BY MARY COOK, FRIENDS OF BOCA GRANDE – Sam Gwynne treated the Friends of Boca Grande crowd to a recording of the “Rebel Yell.” It was the prologue to his January 22 talk on “Rebel Yell, the Violence, Passion and Redemption of Stonewall Jackson.” Gwynne warned that the sound to be heard throughout the Community Center was a reproduction and lacked the spine-chilling quality of original rebel yells. Nonetheless, it was eerie enough for the gentle people of Boca Grande.
The yell, said Gwynne, is a mix of the “sequence of three sounds that registered between the screech of a bird and the bark of a fox: a short, high-pitched yelp, followed by a short, lower-pitched bark, followed by a long, high-pitched yelp.” Used first as Jackson’s forces charged in the Battle of Bull Run, this otherworldly battle cry caught on and was used in charges throughout the Confederate Army. It became the stuff of nightmares throughout Union forces.
“Transformation” is the core of the Jackson (1824-1863) saga, according to Gwynne. From 1851 to 1861, Thomas Jonathan Jackson was a withdrawn, ineffective Virginia Military Institute physics teacher with no apparent leadership qualities. He was often called “Tom Fool” at VMI. In 14 short months, the man who failed to control sailing spitballs and student pranks in the classroom metamorphosed into the rock star known as General “Stonewall” Jackson, military genius of the Western World.
Stepping into command in the Civil War summoned Jackson’s West Point training (Class of ’86), as well as an unforeseen focus on defeat of an enemy.
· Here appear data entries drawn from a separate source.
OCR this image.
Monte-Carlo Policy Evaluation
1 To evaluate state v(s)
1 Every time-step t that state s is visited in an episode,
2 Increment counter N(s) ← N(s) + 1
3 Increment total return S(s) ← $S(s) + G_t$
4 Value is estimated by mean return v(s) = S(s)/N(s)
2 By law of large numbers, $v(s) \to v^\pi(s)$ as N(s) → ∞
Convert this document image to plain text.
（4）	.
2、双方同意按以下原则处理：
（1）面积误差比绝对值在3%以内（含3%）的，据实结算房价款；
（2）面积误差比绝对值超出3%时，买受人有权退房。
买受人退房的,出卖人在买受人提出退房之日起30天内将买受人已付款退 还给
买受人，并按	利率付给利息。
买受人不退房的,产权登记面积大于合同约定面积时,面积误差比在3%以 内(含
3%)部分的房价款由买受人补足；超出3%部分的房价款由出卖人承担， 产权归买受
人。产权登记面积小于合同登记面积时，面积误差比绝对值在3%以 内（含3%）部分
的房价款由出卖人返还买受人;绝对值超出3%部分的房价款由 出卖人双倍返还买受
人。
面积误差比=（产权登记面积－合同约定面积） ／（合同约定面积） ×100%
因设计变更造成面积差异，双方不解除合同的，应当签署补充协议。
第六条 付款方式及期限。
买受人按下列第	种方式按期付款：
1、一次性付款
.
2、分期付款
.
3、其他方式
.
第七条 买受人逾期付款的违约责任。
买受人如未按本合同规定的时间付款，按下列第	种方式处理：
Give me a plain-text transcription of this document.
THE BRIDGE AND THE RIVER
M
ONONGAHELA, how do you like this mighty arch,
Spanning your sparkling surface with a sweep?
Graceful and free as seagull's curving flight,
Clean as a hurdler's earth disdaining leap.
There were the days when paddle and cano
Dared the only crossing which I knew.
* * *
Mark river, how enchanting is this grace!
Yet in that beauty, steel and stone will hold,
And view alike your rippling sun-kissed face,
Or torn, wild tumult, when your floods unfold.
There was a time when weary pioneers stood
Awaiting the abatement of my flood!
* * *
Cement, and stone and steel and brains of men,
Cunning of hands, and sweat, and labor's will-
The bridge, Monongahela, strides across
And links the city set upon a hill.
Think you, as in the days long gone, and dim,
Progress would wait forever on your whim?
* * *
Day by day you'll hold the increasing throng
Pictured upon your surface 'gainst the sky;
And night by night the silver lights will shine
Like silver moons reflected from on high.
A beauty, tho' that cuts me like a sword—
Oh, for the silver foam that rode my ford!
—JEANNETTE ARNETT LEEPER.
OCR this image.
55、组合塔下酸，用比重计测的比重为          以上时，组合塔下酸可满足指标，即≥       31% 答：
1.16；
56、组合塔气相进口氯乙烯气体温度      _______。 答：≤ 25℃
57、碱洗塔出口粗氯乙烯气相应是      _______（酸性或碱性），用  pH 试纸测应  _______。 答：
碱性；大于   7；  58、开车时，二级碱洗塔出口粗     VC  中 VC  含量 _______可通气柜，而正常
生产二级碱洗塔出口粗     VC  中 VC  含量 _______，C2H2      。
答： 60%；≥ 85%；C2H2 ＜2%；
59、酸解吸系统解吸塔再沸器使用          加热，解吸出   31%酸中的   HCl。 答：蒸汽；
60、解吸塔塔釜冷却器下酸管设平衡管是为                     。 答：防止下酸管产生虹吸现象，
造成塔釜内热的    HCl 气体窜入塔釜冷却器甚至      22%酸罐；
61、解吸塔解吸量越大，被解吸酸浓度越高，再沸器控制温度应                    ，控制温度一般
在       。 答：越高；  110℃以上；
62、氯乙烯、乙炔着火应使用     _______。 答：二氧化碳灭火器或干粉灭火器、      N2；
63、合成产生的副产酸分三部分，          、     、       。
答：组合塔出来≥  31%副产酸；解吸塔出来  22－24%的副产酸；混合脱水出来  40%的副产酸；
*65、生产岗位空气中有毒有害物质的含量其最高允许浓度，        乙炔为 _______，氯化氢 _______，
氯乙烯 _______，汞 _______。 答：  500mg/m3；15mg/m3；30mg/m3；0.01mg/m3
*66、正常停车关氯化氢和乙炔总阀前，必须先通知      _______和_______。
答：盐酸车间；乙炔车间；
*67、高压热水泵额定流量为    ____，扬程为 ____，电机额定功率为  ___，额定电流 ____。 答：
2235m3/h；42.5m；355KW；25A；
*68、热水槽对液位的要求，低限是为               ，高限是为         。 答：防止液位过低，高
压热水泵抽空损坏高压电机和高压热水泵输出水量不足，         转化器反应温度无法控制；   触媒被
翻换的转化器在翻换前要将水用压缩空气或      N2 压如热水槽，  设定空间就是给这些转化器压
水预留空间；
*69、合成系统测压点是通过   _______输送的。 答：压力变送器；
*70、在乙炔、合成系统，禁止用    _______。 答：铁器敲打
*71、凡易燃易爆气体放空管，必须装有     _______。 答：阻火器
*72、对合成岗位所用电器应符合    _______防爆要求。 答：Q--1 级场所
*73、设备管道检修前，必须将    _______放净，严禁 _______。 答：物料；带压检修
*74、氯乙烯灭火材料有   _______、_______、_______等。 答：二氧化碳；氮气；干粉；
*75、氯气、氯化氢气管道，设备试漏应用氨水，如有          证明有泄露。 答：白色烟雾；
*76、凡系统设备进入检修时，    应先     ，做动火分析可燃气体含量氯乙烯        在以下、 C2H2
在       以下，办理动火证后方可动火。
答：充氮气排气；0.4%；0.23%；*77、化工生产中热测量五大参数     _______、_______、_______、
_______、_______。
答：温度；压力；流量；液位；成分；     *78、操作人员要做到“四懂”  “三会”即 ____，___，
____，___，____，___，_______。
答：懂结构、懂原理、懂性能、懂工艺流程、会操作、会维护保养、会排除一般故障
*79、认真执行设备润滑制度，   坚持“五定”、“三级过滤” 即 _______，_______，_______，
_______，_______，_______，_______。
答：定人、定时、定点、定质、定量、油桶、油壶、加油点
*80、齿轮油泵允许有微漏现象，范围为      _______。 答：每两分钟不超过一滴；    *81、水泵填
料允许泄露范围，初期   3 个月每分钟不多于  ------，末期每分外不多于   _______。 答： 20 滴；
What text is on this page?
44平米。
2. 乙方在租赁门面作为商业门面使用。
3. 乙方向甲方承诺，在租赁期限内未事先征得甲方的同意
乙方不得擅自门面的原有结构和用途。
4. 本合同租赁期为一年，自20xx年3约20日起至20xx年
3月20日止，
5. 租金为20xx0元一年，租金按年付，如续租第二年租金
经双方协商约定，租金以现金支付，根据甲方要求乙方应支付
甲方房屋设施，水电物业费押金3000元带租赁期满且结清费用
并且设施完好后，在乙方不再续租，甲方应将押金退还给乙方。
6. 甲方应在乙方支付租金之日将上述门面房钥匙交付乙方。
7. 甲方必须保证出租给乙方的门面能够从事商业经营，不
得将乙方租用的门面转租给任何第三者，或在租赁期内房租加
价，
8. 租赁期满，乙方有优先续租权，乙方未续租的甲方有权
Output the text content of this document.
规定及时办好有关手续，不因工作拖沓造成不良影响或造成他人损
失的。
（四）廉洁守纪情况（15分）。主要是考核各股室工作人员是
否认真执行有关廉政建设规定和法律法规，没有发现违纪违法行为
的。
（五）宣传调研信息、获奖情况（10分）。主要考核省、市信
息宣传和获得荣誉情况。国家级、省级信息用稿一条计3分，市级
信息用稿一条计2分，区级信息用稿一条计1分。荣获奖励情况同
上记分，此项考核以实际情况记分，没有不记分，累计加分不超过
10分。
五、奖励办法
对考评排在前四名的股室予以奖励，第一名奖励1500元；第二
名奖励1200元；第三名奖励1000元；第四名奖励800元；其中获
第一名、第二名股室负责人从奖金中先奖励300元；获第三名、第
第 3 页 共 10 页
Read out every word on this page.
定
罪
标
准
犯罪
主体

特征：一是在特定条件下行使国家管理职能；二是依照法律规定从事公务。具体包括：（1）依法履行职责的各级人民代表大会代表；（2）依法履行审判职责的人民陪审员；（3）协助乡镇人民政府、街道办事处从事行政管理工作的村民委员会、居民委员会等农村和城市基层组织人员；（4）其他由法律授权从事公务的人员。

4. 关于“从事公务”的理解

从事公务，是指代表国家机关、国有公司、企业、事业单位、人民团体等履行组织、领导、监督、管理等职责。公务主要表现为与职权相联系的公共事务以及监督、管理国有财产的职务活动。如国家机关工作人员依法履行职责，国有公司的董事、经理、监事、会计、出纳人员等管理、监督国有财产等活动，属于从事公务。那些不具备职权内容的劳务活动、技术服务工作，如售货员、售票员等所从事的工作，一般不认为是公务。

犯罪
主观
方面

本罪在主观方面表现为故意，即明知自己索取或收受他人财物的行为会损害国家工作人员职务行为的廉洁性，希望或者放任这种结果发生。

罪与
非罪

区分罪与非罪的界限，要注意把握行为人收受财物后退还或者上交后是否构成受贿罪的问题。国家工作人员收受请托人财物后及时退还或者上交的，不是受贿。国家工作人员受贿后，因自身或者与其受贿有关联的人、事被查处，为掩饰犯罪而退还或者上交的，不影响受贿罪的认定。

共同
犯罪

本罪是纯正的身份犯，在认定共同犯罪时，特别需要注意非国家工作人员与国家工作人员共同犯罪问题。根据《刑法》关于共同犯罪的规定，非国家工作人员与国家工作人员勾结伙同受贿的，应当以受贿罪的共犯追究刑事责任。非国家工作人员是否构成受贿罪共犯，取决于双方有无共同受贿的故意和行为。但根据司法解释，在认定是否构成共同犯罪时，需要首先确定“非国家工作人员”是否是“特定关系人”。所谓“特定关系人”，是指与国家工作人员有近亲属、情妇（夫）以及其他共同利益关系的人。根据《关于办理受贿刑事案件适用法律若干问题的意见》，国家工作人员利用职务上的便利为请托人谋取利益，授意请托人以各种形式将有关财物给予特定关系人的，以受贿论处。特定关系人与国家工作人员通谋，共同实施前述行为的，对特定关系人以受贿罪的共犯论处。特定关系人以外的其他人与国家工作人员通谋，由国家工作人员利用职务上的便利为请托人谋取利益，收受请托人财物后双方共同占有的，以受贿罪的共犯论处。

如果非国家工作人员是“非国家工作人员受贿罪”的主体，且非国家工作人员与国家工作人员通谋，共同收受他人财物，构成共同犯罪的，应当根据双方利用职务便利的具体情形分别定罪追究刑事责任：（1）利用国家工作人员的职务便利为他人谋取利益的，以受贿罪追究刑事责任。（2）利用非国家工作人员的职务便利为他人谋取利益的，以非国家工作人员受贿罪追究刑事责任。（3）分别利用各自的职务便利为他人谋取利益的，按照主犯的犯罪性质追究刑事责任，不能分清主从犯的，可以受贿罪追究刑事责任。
He led undermanned, malnourished, ill-equipped troops, galvanizing the Southern effort through victories from Harpers Ferry, the first battle at Bull Run through the Shenandoah Valley campaign, Antietam, then the second battle at Bull Run and the battle of Chancellorsville.
Bernard Bee, another Confederate general who watched Jackson defend Henry Hill at the first battle of Bull Run, bestowed the moniker “Stonewall” upon him. “There is Jackson, standing like a stone wall,” Bee told his regiment. “Let us determine to die here, and we will conquer. Rally behind the Virginians!”
In contrast to the former professor Jackson’s unpopularity and classroom chaos, the ingenious General Stonewall Jackson was an unrelenting disciplinarian who was actually idolized by his soldiers. He innovated practice marches, which kept the troops sharp, fit and fast on their feet. “Always mystify, mislead and surprise the enemy, if possible,” he preached. And he followed those directives, pioneering the use of supply trains to relocate his regiments and making clandestine troop movement a central strategy. His tactical maneuvers were the talk of salons here and abroad.
When the shattering of Jackson’s left arm in the battle of Chancellorsville led to amputation and his death from pneumonia at age 39, it was, perhaps, General Robert E. Lee who grieved most profoundly. He said, “Jackson has lost his left arm, but I have lost my right.” It seemed then as if Stonewall Jackson’s disappearance from the Confederate effort took Southern power with it.
“Tom‘s Fool” was barely a memory. Dramatic mourning for Jackson engulfed not only the Confederacy but also the Union. Gwynne pointed out that this death “triggered the first great national outpouring of grief for a fallen leader in the country’s history.”
Samuel C. Gwynne is author also of “Empire of the Summer Moon,” which won a Pulitzer Prize and National Book Critics Circle award. He is a prize-winning journalist whose work has appeared in Time Magazine, Texas Monthly, the New York Times and many other publications. His talk was part of the History and Heritage lecture series with Friends of Boca Grande Community Center.